Битва гигантов, вот что нас ждет. Хогвартский кальмар против исполинской лошади и ее гигантского хозяина. Я бы сказал, что шансы примерно равны, если бы этот конь не смотрел на меня с таким плотоядным интересом. Кальмар, по крайней мере, питается выбросами магии, а не живыми людьми. Чья-то мелкая, любознательная сова, оглушительно попискивая, делает низкий круг над конем, пытаясь понять, что это за животное. Сивка-Бурка вскидывает голову, быстро щелкает челюстями — и нет ни бестолковой совы, ни письма, которое та несла.
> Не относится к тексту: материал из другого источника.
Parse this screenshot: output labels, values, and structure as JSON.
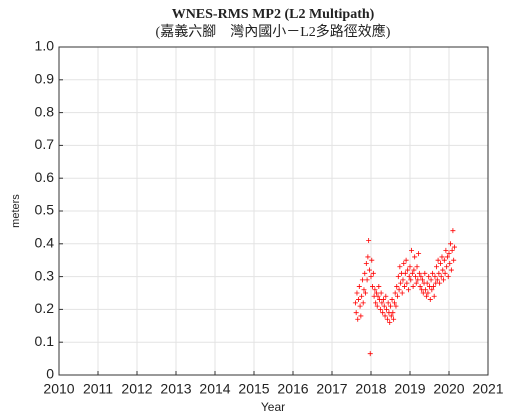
{
  "chart_data": {
    "type": "scatter",
    "title": "WNES-RMS MP2 (L2 Multipath)",
    "subtitle": "(嘉義六腳　灣內國小－L2多路徑效應)",
    "xlabel": "Year",
    "ylabel": "meters",
    "color": "#ff0000",
    "marker": "+",
    "grid": true,
    "xlim": [
      2010,
      2021
    ],
    "xticks": [
      2010,
      2011,
      2012,
      2013,
      2014,
      2015,
      2016,
      2017,
      2018,
      2019,
      2020,
      2021
    ],
    "ylim": [
      0,
      1
    ],
    "yticks": [
      0,
      0.1,
      0.2,
      0.3,
      0.4,
      0.5,
      0.6,
      0.7,
      0.8,
      0.9,
      {
        "value": 1,
        "label": "1.0"
      }
    ],
    "x": [
      2017.6,
      2017.62,
      2017.64,
      2017.66,
      2017.68,
      2017.7,
      2017.72,
      2017.74,
      2017.76,
      2017.78,
      2017.8,
      2017.82,
      2017.84,
      2017.86,
      2017.88,
      2017.9,
      2017.92,
      2017.94,
      2017.96,
      2017.98,
      2018.0,
      2018.02,
      2018.04,
      2018.06,
      2018.08,
      2018.1,
      2018.12,
      2018.14,
      2018.16,
      2018.18,
      2018.2,
      2018.22,
      2018.24,
      2018.26,
      2018.28,
      2018.3,
      2018.32,
      2018.34,
      2018.36,
      2018.38,
      2018.4,
      2018.42,
      2018.44,
      2018.46,
      2018.48,
      2018.5,
      2018.52,
      2018.54,
      2018.56,
      2018.58,
      2018.6,
      2018.62,
      2018.64,
      2018.66,
      2018.68,
      2018.7,
      2018.72,
      2018.74,
      2018.76,
      2018.78,
      2018.8,
      2018.82,
      2018.84,
      2018.86,
      2018.88,
      2018.9,
      2018.92,
      2018.94,
      2018.96,
      2018.98,
      2019.0,
      2019.02,
      2019.04,
      2019.06,
      2019.08,
      2019.1,
      2019.12,
      2019.14,
      2019.16,
      2019.18,
      2019.2,
      2019.22,
      2019.24,
      2019.26,
      2019.28,
      2019.3,
      2019.32,
      2019.34,
      2019.36,
      2019.38,
      2019.4,
      2019.42,
      2019.44,
      2019.46,
      2019.48,
      2019.5,
      2019.52,
      2019.54,
      2019.56,
      2019.58,
      2019.6,
      2019.62,
      2019.64,
      2019.66,
      2019.68,
      2019.7,
      2019.72,
      2019.74,
      2019.76,
      2019.78,
      2019.8,
      2019.82,
      2019.84,
      2019.86,
      2019.88,
      2019.9,
      2019.92,
      2019.94,
      2019.96,
      2019.98,
      2020.0,
      2020.02,
      2020.04,
      2020.06,
      2020.08,
      2020.1,
      2020.12,
      2020.14
    ],
    "values": [
      0.22,
      0.19,
      0.25,
      0.17,
      0.23,
      0.27,
      0.21,
      0.18,
      0.24,
      0.29,
      0.22,
      0.26,
      0.31,
      0.25,
      0.34,
      0.29,
      0.36,
      0.41,
      0.32,
      0.065,
      0.3,
      0.35,
      0.27,
      0.31,
      0.24,
      0.26,
      0.22,
      0.25,
      0.21,
      0.24,
      0.27,
      0.23,
      0.2,
      0.25,
      0.22,
      0.19,
      0.23,
      0.21,
      0.18,
      0.24,
      0.2,
      0.17,
      0.22,
      0.19,
      0.16,
      0.21,
      0.18,
      0.23,
      0.19,
      0.17,
      0.22,
      0.25,
      0.21,
      0.27,
      0.24,
      0.3,
      0.26,
      0.33,
      0.28,
      0.31,
      0.25,
      0.29,
      0.34,
      0.27,
      0.31,
      0.35,
      0.28,
      0.32,
      0.26,
      0.3,
      0.33,
      0.29,
      0.38,
      0.31,
      0.27,
      0.32,
      0.36,
      0.3,
      0.28,
      0.33,
      0.29,
      0.37,
      0.31,
      0.27,
      0.3,
      0.26,
      0.29,
      0.25,
      0.28,
      0.31,
      0.26,
      0.24,
      0.28,
      0.25,
      0.3,
      0.27,
      0.23,
      0.29,
      0.26,
      0.31,
      0.27,
      0.24,
      0.3,
      0.28,
      0.33,
      0.29,
      0.35,
      0.31,
      0.28,
      0.34,
      0.3,
      0.36,
      0.32,
      0.29,
      0.35,
      0.31,
      0.38,
      0.33,
      0.36,
      0.3,
      0.37,
      0.34,
      0.4,
      0.32,
      0.38,
      0.44,
      0.35,
      0.39
    ]
  }
}
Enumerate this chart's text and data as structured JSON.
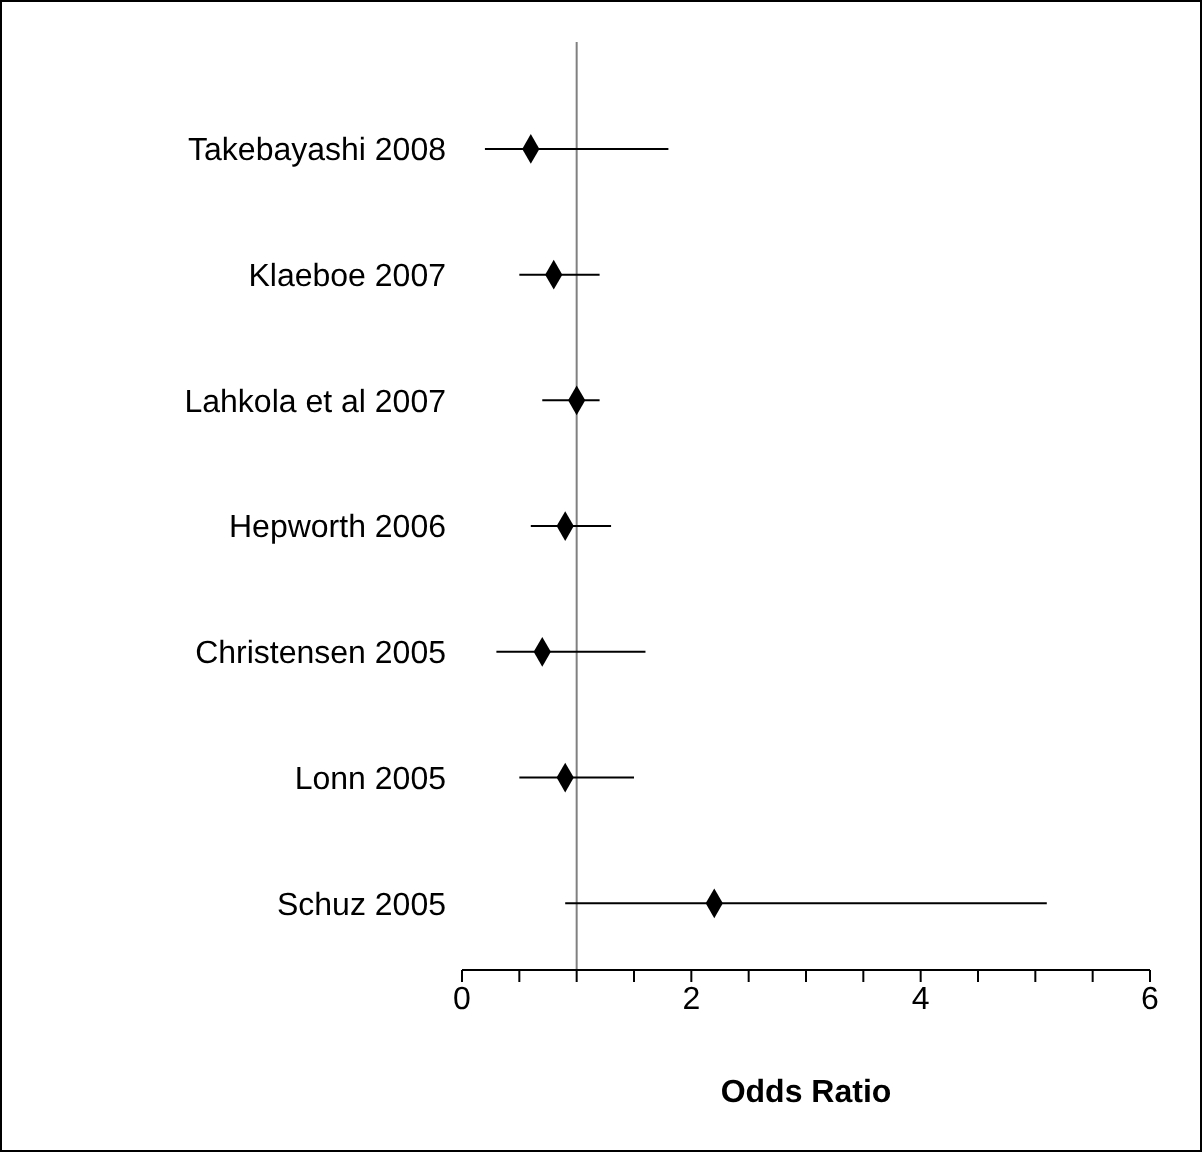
{
  "chart_data": {
    "type": "scatter",
    "orientation": "horizontal",
    "xlabel": "Odds Ratio",
    "categories": [
      "Takebayashi 2008",
      "Klaeboe 2007 ",
      "Lahkola et al 2007",
      "Hepworth 2006",
      "Christensen 2005",
      "Lonn  2005",
      "Schuz 2005"
    ],
    "values": [
      0.6,
      0.8,
      1.0,
      0.9,
      0.7,
      0.9,
      2.2
    ],
    "errors": [
      [
        0.2,
        1.8
      ],
      [
        0.5,
        1.2
      ],
      [
        0.7,
        1.2
      ],
      [
        0.6,
        1.3
      ],
      [
        0.3,
        1.6
      ],
      [
        0.5,
        1.5
      ],
      [
        0.9,
        5.1
      ]
    ],
    "color": "#000000",
    "marker": "diamond",
    "grid": false,
    "xlim": [
      0,
      6
    ],
    "xticks": [
      0,
      {
        "value": 0.5,
        "label": null
      },
      {
        "value": 1,
        "label": null
      },
      {
        "value": 1.5,
        "label": null
      },
      2,
      {
        "value": 2.5,
        "label": null
      },
      {
        "value": 3,
        "label": null
      },
      {
        "value": 3.5,
        "label": null
      },
      4,
      {
        "value": 4.5,
        "label": null
      },
      {
        "value": 5,
        "label": null
      },
      {
        "value": 5.5,
        "label": null
      },
      6
    ],
    "ref_lines": [
      {
        "axis": "x",
        "value": 1,
        "color": "#808080"
      }
    ]
  }
}
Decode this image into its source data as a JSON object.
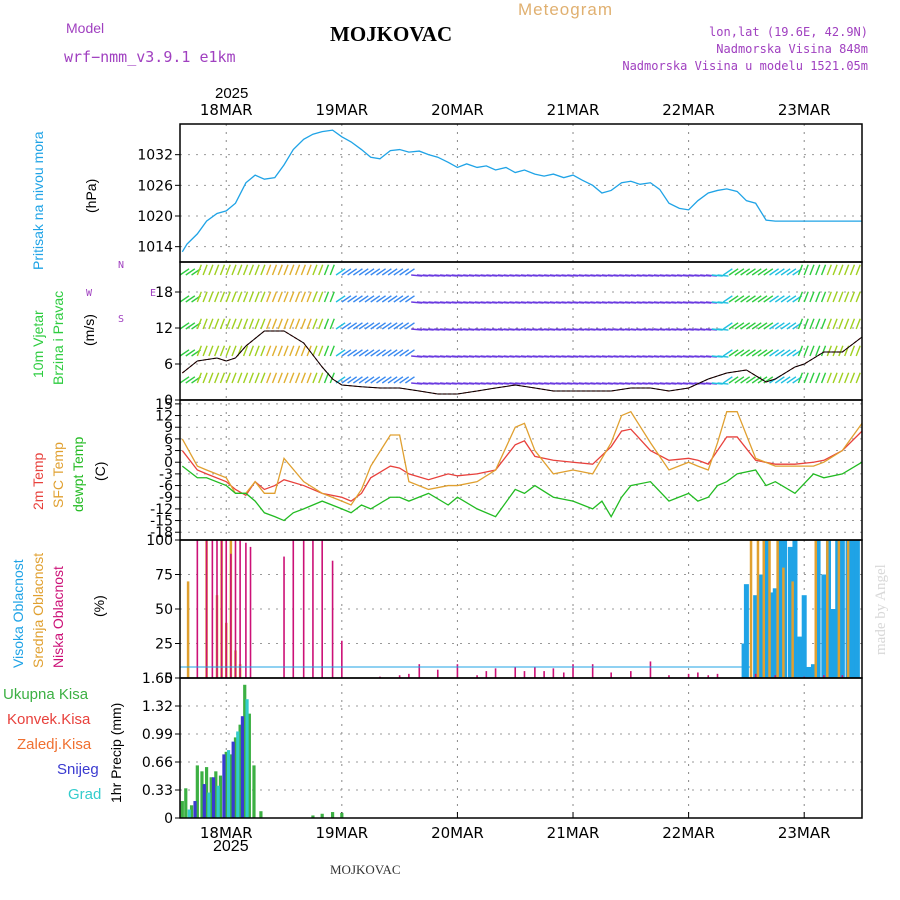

Правильно Papa говорит, что филины умнее. Моему Августу точно не пришло бы в голову подлетать к незнакомому существу так близко.
Я поднимаюсь с земли. Отступаю подальше от лошади. Отряхиваю мантию. Наугад приглаживаю волосы вынутой из кармана расческой. Пусть делают, что хотят, а мне пора в Большой зал. У меня есть обязательства перед семьей. Я должен попробовать склонить на свою сторону чертова Поттера!
— Куда пан собрался? — раздается рядом.
— Пану нужно отойти по делу! — отвечаю я довольно резко. Достали.
— Пан нас не уважает?
— Пр'стите! — включается Хагрид, не отрывая влюбленного взгляда от Сивки. — Я, эта, должен был...пр'дставить.. Это Драко Малфой, его отец был, — лесник понижает голос и оглушительно шепчет, — сторонником Сами-знаете-кого! Сейчас, значица, ждет суда. А за эт'го мальца сам Гарри Поттер попросил! Да и то верно, какой из него Пож'ратель? Сами видите, трясеца от любой мел'чи!
Мелочь? Этот монстр, которое он призвал на школьную территорию — мелочь?! Тут, между прочим, дети учатся! Я стискиваю губы и гордо вскидываю подбородок. Незнакомые волшебники, кое-как сползшиеся за это время в неопрятную кучу, смотрят на меня с земли с пьяным любопытством.
— А это, — указует вниз Хагрид как ни в чем не бывало, — наши... русск...
— Польские, пан Хагрид, — с явным неудовольствием поправляют поляки.
— Польские друззя. По п'воду Долохова. Чтобы, значица, дело закрыть. Ты ить Дол'хова-то знашь? Твой отец с им др'жил, вродя.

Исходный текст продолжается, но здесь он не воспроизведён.